Tijdens de zitting op 13 oktober 2020, die via Skype plaatsvond, heeft de voorzieningenrechter de argumenten van beide partijen gehoord. Verzoekster stelde dat haar partner, die financieel voor haar zorgde, door het faillissement van zijn bedrijf niet meer in haar onderhoud kon voorzien. Ze voerde aan dat ze in bijstandsbehoevende omstandigheden verkeerde en dat de afwijzing van haar aanvraag onterecht was. De voorzieningenrechter oordeelde echter dat verzoekster niet voldoende bewijs had geleverd om haar financiële situatie en die van haar partner te onderbouwen.
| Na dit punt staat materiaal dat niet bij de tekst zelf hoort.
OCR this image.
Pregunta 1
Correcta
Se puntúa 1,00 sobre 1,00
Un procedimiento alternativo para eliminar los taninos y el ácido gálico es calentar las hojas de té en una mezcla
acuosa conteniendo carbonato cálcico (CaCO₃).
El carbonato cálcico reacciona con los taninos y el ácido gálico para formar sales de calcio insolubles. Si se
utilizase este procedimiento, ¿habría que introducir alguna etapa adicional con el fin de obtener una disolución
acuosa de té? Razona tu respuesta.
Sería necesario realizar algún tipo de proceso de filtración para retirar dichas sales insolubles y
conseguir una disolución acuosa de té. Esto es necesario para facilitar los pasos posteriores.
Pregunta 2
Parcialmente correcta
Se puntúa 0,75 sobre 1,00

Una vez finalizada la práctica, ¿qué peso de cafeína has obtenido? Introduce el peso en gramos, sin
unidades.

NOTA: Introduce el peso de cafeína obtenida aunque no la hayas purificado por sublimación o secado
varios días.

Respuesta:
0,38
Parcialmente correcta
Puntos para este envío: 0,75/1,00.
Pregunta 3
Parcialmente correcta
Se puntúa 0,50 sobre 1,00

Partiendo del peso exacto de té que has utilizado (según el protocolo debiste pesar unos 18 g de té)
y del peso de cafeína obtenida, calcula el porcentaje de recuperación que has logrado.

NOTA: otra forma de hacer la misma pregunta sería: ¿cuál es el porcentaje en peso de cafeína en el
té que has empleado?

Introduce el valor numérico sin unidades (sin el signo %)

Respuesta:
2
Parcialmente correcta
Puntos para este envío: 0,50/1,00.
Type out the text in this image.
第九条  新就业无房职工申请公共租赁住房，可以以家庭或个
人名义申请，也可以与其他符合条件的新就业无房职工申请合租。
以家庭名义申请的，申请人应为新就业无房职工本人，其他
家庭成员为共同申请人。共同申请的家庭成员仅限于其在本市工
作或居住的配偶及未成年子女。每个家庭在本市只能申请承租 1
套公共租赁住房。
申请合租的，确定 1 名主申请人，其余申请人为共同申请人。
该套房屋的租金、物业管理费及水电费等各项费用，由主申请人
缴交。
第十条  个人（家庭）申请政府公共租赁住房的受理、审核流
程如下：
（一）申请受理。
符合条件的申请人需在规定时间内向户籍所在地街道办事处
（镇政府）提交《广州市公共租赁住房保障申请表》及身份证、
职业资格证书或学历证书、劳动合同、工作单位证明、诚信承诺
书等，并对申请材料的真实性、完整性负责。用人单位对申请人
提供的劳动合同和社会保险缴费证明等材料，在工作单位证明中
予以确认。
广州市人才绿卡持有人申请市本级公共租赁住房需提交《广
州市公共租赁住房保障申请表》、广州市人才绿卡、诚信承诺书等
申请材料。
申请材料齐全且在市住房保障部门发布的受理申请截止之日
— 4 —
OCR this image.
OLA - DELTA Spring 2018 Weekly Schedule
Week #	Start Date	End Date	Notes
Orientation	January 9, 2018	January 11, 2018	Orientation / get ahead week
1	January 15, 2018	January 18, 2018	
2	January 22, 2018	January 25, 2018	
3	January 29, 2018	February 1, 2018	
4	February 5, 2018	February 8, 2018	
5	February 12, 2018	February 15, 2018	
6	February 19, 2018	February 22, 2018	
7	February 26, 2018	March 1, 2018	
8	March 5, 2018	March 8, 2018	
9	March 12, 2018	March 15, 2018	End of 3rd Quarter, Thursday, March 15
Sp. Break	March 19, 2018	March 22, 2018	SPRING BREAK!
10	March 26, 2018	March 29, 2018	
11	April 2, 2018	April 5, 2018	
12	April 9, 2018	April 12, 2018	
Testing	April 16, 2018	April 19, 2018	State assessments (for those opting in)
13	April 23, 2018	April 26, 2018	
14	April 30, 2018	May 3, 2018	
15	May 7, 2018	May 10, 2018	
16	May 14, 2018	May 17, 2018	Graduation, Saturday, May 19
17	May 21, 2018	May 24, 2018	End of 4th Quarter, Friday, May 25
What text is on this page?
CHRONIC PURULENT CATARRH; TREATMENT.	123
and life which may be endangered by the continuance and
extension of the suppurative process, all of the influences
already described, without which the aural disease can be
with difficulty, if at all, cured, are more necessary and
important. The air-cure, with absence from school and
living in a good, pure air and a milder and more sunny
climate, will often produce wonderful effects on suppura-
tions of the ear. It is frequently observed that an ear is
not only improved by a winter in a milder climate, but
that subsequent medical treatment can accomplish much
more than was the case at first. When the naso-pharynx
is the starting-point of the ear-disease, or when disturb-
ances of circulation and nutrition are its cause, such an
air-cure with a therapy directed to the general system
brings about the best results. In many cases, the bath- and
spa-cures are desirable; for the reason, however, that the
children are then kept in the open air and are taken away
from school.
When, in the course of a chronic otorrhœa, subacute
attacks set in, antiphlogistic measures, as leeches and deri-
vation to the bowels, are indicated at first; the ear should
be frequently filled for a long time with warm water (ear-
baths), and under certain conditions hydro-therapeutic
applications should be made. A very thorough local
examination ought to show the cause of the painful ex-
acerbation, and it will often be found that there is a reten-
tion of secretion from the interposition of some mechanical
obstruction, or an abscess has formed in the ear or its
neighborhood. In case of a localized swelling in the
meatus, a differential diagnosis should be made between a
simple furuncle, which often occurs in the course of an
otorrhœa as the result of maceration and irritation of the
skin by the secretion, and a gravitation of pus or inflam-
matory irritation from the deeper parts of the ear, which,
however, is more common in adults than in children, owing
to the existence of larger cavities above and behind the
De voorzieningenrechter benadrukte dat het aan de aanvrager is om de feiten en omstandigheden aannemelijk te maken die nopen tot inwilliging van de aanvraag. In dit geval had verzoekster niet de benodigde informatie over haar partner's faillissement en zijn recht op een uitkering in België overgelegd. Ook waren er onduidelijkheden over contante stortingen op haar rekeningen, waarvan de herkomst niet kon worden vastgesteld. Gezien deze tekortkomingen concludeerde de voorzieningenrechter dat het recht op bijstand van verzoekster niet kon worden vastgesteld en wees het verzoek om voorlopige voorziening af.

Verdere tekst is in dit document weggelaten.